The Wald interval, which does not require any continuity correction, is symmetric around the estimated proportion. For \(n\gg1\) it is noted indeed that the Wilson interval tends to become symmetric and identical to the Wald interval.

The question is when \(n\) is large enough for these methods to produce accurate inference. The R code below is a fully reproducible code to generate coverage plots for the Wilson interval (with continuity correction) and the Wald interval.

set.seed(1789)
n  <- 30                          # number of Bernoulli trials
L  <- 1000                        # number of simulated sequences 
a  <- 95                          # confidence level
t  <- qnorm((1+a/100)/2)          # quantile of the normal distribution
p  <- seq(0.05, 0.95, by = 0.01)  # tested values of probability
np <- length(p)                   # number of tested values of probability
c_wald   <- numeric(np)           # Wald approach
c_wilson <- numeric(np)           # Wilson approach

for(i in 1:np) {
  for(j in 1:L) {
    x <- rbinom(1, size = n, prob = p[i])  # number of successes
    f <- x/n                               # proportion of successes
    fl <- max(0, (x-0.5)/n) # continuity correction
    fu <- min(1, (x+0.5)/n) 
    CIl <- (fl+t^2/(2*n))/(1+t^2/n) - t*sqrt(fl*(1-fl)/n + t^2/(4*n^2))/(1+t^2/n)
    CIu <- (fu+t^2/(2*n))/(1+t^2/n) + t*sqrt(fu*(1-fu)/n + t^2/(4*n^2))/(1+t^2/n)
    CI_lower_wilson <- max(0.0, CIl) # Wilson interval
    CI_upper_wilson <- min(1.0, CIu)
    CI_lower_wald <- f - t*sqrt(f*(1-f)/n) # Wald interval
    CI_upper_wald <- f + t*sqrt(f*(1-f)/n)
    if(CI_lower_wilson <= p[i] && CI_upper_wilson >= p[i]) c_wilson[i] = c_wilson[i] + 1
    if(CI_lower_wald <= p[i] && CI_upper_wald >= p[i]) c_wald[i] = c_wald[i] + 1
  }
}
c_wilson <- 100*c_wilson/L # estimated coverage
c_wald   <- 100*c_wald/L   

Figure 1: Coverage curves for the binomial distribution with \(n=30\).

The simulation results of Figure 1 (\(n=30\)) show that, whereas the Wilson method tends just to provide some limited over-coverage for all values of \(p\) (this is simply due to \(x\) being present in both the sums of Equation 1), the Wald interval performs poorly, with severe under-coverage, especially for low and high values of \(p\).
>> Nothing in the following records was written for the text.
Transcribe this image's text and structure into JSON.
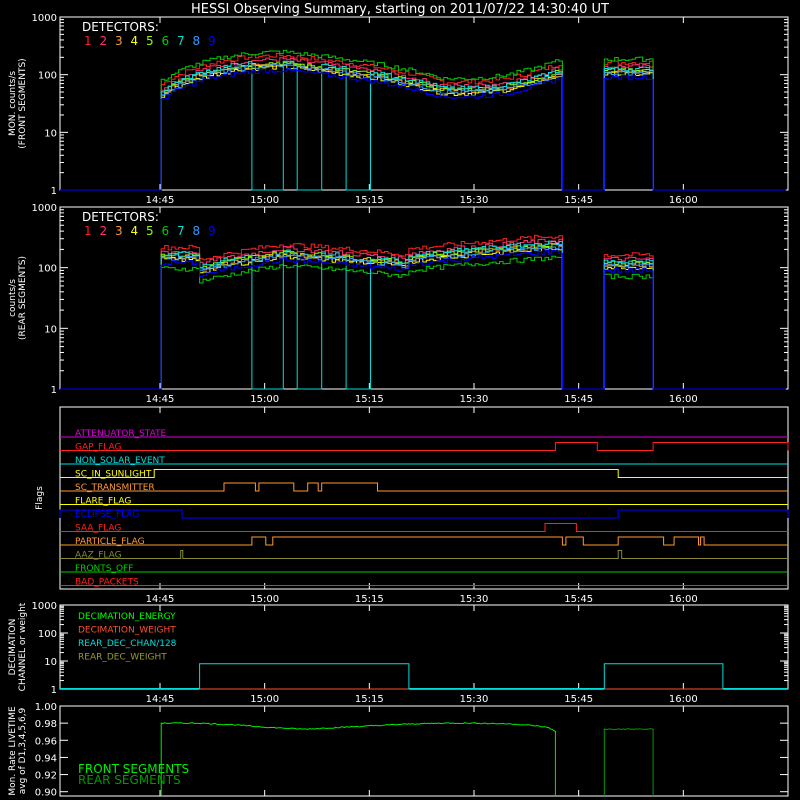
{
  "title": "HESSI Observing Summary, starting on 2011/07/22 14:30:40 UT",
  "time_ticks": [
    "14:45",
    "15:00",
    "15:15",
    "15:30",
    "15:45",
    "16:00"
  ],
  "time_tick_minutes": [
    14.33,
    29.33,
    44.33,
    59.33,
    74.33,
    89.33
  ],
  "time_range_minutes": [
    0,
    104.33
  ],
  "detector_colors": [
    "#ff2020",
    "#ff3070",
    "#ff9933",
    "#ffff00",
    "#88ff00",
    "#00cc00",
    "#00dddd",
    "#3399ff",
    "#0000ff"
  ],
  "chart_data": [
    {
      "type": "line",
      "panel": "front",
      "ylabel": "MON. counts/s (FRONT SEGMENTS)",
      "ylabel_lines": [
        "MON. counts/s",
        "(FRONT SEGMENTS)"
      ],
      "yscale": "log",
      "ylim": [
        1,
        1000
      ],
      "ytick_labels": [
        "1",
        "10",
        "100",
        "1000"
      ],
      "legend_title": "DETECTORS:",
      "legend_items": [
        "1",
        "2",
        "3",
        "4",
        "5",
        "6",
        "7",
        "8",
        "9"
      ],
      "data_gaps_minutes": [
        [
          0,
          14.5
        ],
        [
          72,
          78
        ],
        [
          85,
          104.33
        ]
      ],
      "typical_counts": {
        "start": 50,
        "peak_time_min": 32,
        "peak": 160,
        "dip_time_min": 55,
        "dip": 55,
        "end_before_gap": 120,
        "after_gap": 120
      },
      "detector_spread_factor": [
        0.5,
        2.0
      ],
      "det7_dropouts_minutes": [
        [
          27.5,
          32
        ],
        [
          34,
          37.5
        ],
        [
          41,
          44.5
        ]
      ]
    },
    {
      "type": "line",
      "panel": "rear",
      "ylabel": "counts/s (REAR SEGMENTS)",
      "ylabel_lines": [
        "counts/s",
        "(REAR SEGMENTS)"
      ],
      "yscale": "log",
      "ylim": [
        1,
        1000
      ],
      "ytick_labels": [
        "1",
        "10",
        "100",
        "1000"
      ],
      "legend_title": "DETECTORS:",
      "legend_items": [
        "1",
        "2",
        "3",
        "4",
        "5",
        "6",
        "7",
        "8",
        "9"
      ],
      "data_gaps_minutes": [
        [
          0,
          14.5
        ],
        [
          72,
          78
        ],
        [
          85,
          104.33
        ]
      ],
      "typical_counts": {
        "start": 160,
        "drop_time_min": 20,
        "after_drop": 100,
        "peak_time_min": 32,
        "peak": 180,
        "step_time_min": 50,
        "step_value": 150,
        "end_before_gap": 250,
        "after_gap": 120
      },
      "det7_dropouts_minutes": [
        [
          27.5,
          32
        ],
        [
          34,
          37.5
        ],
        [
          41,
          44.5
        ]
      ]
    },
    {
      "type": "flags",
      "ylabel": "Flags",
      "flags": [
        {
          "name": "ATTENUATOR_STATE",
          "color": "#dd00dd",
          "segments": []
        },
        {
          "name": "GAP_FLAG",
          "color": "#ff2020",
          "segments": [
            [
              71,
              77
            ],
            [
              85,
              104.33
            ]
          ]
        },
        {
          "name": "NON_SOLAR_EVENT",
          "color": "#00dddd",
          "segments": []
        },
        {
          "name": "SC_IN_SUNLIGHT",
          "color": "#ffff00",
          "segments": [
            [
              13.5,
              80
            ]
          ]
        },
        {
          "name": "SC_TRANSMITTER",
          "color": "#ff9933",
          "segments": [
            [
              23.5,
              28
            ],
            [
              28.5,
              33.5
            ],
            [
              35.5,
              37
            ],
            [
              37.5,
              45.5
            ]
          ]
        },
        {
          "name": "FLARE_FLAG",
          "color": "#ffff00",
          "segments": []
        },
        {
          "name": "ECLIPSE_FLAG",
          "color": "#0000ff",
          "segments": [
            [
              0,
              17.5
            ],
            [
              80,
              104.33
            ]
          ]
        },
        {
          "name": "SAA_FLAG",
          "color": "#ff2020",
          "segments": [
            [
              69.5,
              74
            ]
          ]
        },
        {
          "name": "PARTICLE_FLAG",
          "color": "#ff9933",
          "segments": [
            [
              27.5,
              29.5
            ],
            [
              30.5,
              72
            ],
            [
              72.5,
              75
            ],
            [
              80,
              86.5
            ],
            [
              88,
              91.5
            ],
            [
              91.8,
              92.3
            ]
          ]
        },
        {
          "name": "AAZ_FLAG",
          "color": "#888833",
          "segments": [
            [
              17.3,
              17.6
            ],
            [
              80,
              80.5
            ]
          ]
        },
        {
          "name": "FRONTS_OFF",
          "color": "#00cc00",
          "segments": []
        },
        {
          "name": "BAD_PACKETS",
          "color": "#ff2020",
          "segments": []
        }
      ]
    },
    {
      "type": "line",
      "panel": "decimation",
      "ylabel": "DECIMATION CHANNEL or weight",
      "ylabel_lines": [
        "DECIMATION",
        "CHANNEL or weight"
      ],
      "yscale": "log",
      "ylim": [
        1,
        1000
      ],
      "ytick_labels": [
        "1",
        "10",
        "100",
        "1000"
      ],
      "series": [
        {
          "name": "DECIMATION_ENERGY",
          "color": "#00ff00",
          "value": 0,
          "segments": []
        },
        {
          "name": "DECIMATION_WEIGHT",
          "color": "#ff5030",
          "value": 1,
          "segments": [
            [
              20,
              50
            ],
            [
              78,
              95
            ]
          ]
        },
        {
          "name": "REAR_DEC_CHAN/128",
          "color": "#00dddd",
          "value": 8,
          "segments": [
            [
              20,
              50
            ],
            [
              78,
              95
            ]
          ]
        },
        {
          "name": "REAR_DEC_WEIGHT",
          "color": "#999933",
          "value": 0,
          "segments": []
        }
      ]
    },
    {
      "type": "line",
      "panel": "livetime",
      "ylabel": "Mon. Rate LIVETIME avg of D1,3,4,5,6,9",
      "ylabel_lines": [
        "Mon. Rate LIVETIME",
        "avg of D1,3,4,5,6,9"
      ],
      "ylim": [
        0.895,
        1.0
      ],
      "yticks": [
        0.9,
        0.92,
        0.94,
        0.96,
        0.98,
        1.0
      ],
      "ytick_labels": [
        "0.90",
        "0.92",
        "0.94",
        "0.96",
        "0.98",
        "1.00"
      ],
      "series": [
        {
          "name": "FRONT SEGMENTS",
          "color": "#00ee00",
          "x": [
            14.5,
            20,
            25,
            30,
            35,
            40,
            45,
            50,
            55,
            60,
            65,
            68,
            70,
            71
          ],
          "y": [
            0.98,
            0.98,
            0.978,
            0.975,
            0.973,
            0.975,
            0.977,
            0.979,
            0.98,
            0.98,
            0.979,
            0.977,
            0.975,
            0.97
          ]
        },
        {
          "name": "REAR SEGMENTS",
          "color": "#009900",
          "x": [
            78,
            79,
            80,
            81,
            82,
            83,
            84,
            85
          ],
          "y": [
            0.973,
            0.973,
            0.973,
            0.973,
            0.973,
            0.973,
            0.973,
            0.973
          ]
        }
      ]
    }
  ]
}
These results seem to raise objections against the use of the Wald interval, even in situations when \(n\gg1\): Figure 2 shows the coverage plots in the case of \(n=100\).

Figure 2: Coverage curves for the binomial distribution with \(n=100\).

Although the performance of the Wald method has slightly improved, the Wilson method still outperforms it, especially for small and high values of \(p\).

To conclude, when estimating the confidence interval associated to the estimate of proportions, the Wald interval - the most basic confidence interval usually considered by experimentalists - appears to be seriously flawed, also for values of the number of trials that are considered large in most statistical textbooks. The Wilson interval with continuity correction tends to perform much better and its use should be encouraged.